ADR 0003: Keep Core Erlang as Primary Code Generation Target

Status

Implemented (2026-02-08)

Context

Beamtalk currently generates Core Erlang, a simplified intermediate representation (IR) that is compiled to BEAM bytecode by erlc +from_core. This decision was made early in development (BT-10) to quickly achieve working code generation.

Issue BT-28 raised the question: should Beamtalk generate human-readable Erlang source code instead, following Gleam's approach?

The Case for Erlang Source

Gleam, a successful Rust-to-BEAM compiler, generates Erlang source rather than Core Erlang. The Gleam team's rationale:

Debuggability: Generated Erlang is human-readable, making stack traces and debugging easier
Tooling integration: Full support for Erlang formatters, linters, and syntax highlighting
Ecosystem fit: Erlang developers can inspect generated code using familiar tools
Simplicity: No need to learn Core Erlang's quirks (map syntax ~{}~, guard expressions, etc.)

The Case for Core Erlang

Direct compilation: Fewer transformation stages (AST → Core Erlang → BEAM)
Explicit semantics: Core Erlang makes control flow and evaluation order explicit
No syntactic sugar: What you generate is what you get—no hidden transformations
Compiler internals alignment: Easier to debug compilation issues with erlc +core
Type system compatibility: Core Erlang's simplified semantics are better suited for static analysis and type inference (see Alpaca's rationale below)

Beamtalk-Specific Considerations

Beamtalk has unique requirements that differ from Gleam:

Factor	Gleam	Beamtalk
Primary paradigm	Functional, static types	Actor-based, dynamic Smalltalk-style
Generated code pattern	Direct function calls	gen_server message dispatch
State handling	Immutable data flow	Simulated mutation via state threading
Target audience	Erlang/Elixir developers	Smalltalk developers, AI agents
Debugging focus	Source-level debugging	Live inspection of running actors

Code Generation Complexity Comparison

Current Core Erlang implementation: ~10,300 lines of Rust across 12 modules

The complexity comes from:

gen_server scaffolding (~1,400 lines): init/1, handle_cast/2, handle_call/3, code_change/3
State threading (~1,500 lines): Simulating mutable self via threaded state maps
Control flow (~1,400 lines): whileTrue:, timesRepeat:, to:do: iteration
Message dispatch (~560 lines): Selector mangling, method tables

Switching to Erlang source would require:

Rewriting all generation code (~10k lines)
Learning Erlang source formatting conventions
Handling Erlang's syntactic sugar (records, macros, specs)
No reduction in actual complexity—gen_server patterns remain the same

Debugging Reality Check

For Beamtalk's actor-based model, the debugging story differs from Gleam:

What developers debug:

Actor state inspection (via Observer, sys:get_state/1)
Message flow tracing (via dbg, recon_trace)
Process supervision trees (via Observer)

What Core Erlang affects:

Stack traces (function names, line numbers)
Source correlation in debugger

For actor debugging, the generated code format is less important than runtime introspection tools. Beamtalk's REPL and live inspection features matter more than generated code readability.

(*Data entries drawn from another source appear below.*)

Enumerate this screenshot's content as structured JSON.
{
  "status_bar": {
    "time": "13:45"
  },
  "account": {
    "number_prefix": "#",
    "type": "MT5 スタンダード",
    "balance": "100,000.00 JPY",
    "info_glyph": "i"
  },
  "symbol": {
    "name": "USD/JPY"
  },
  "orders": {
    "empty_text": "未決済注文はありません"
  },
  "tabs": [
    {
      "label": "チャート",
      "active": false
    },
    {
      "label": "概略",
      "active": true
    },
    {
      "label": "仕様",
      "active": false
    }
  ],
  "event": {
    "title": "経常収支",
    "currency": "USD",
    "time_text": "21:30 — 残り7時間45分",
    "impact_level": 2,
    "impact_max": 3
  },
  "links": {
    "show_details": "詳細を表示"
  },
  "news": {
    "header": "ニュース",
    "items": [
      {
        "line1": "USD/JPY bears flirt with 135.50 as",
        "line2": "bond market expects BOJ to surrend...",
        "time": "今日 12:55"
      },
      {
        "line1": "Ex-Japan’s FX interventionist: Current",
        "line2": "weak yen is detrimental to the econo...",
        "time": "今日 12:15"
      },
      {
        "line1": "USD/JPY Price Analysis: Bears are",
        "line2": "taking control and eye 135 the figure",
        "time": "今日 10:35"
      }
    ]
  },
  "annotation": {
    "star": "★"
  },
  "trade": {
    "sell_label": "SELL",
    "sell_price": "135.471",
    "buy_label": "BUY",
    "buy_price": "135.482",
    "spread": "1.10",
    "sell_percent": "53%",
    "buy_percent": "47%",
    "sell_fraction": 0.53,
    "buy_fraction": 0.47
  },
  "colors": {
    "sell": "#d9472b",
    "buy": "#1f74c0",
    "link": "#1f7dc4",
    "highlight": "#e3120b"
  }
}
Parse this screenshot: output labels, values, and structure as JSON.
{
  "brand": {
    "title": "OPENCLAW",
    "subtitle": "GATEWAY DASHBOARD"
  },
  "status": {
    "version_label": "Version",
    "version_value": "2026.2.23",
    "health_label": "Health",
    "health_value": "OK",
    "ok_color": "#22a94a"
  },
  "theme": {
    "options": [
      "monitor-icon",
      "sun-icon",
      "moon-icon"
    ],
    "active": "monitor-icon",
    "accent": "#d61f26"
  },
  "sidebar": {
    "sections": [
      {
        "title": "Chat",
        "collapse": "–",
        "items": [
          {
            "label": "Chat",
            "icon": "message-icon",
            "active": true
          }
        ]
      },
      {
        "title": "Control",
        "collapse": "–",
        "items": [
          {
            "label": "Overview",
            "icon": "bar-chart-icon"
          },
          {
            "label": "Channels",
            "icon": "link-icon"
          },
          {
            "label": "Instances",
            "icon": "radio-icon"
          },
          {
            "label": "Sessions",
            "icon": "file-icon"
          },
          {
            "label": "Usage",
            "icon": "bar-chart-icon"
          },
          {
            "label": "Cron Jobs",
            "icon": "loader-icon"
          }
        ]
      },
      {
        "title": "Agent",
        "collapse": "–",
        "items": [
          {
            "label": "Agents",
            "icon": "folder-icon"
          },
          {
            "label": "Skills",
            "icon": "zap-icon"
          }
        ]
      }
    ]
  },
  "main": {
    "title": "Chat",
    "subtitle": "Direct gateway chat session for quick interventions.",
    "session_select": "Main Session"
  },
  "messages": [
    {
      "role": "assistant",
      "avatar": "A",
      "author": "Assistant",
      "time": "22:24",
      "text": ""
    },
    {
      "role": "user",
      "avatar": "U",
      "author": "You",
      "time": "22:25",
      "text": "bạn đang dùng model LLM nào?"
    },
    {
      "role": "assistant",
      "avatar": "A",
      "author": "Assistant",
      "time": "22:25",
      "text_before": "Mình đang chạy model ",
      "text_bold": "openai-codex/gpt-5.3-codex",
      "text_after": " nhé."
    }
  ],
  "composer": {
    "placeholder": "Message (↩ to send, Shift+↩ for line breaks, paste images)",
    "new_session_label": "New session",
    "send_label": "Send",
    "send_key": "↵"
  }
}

Line Numbers and Stack Traces

A key concern with Core Erlang is that stack traces reference the generated code, not the original source. However, this problem exists regardless of output format:

Language	Output Format	Stack Trace Quality
Erlang	Native	Accurate
Elixir	Erlang AST	Accurate (deep BEAM integration)
Gleam	Erlang Source	Limited/Inaccurate
Beamtalk	Core Erlang	Limited/Inaccurate

Gleam generates Erlang source but still has "limited or inaccurate" line numbers and stack traces according to their FAQ. This is because the BEAM runtime refers to line numbers in the generated Erlang code, not the original Gleam source.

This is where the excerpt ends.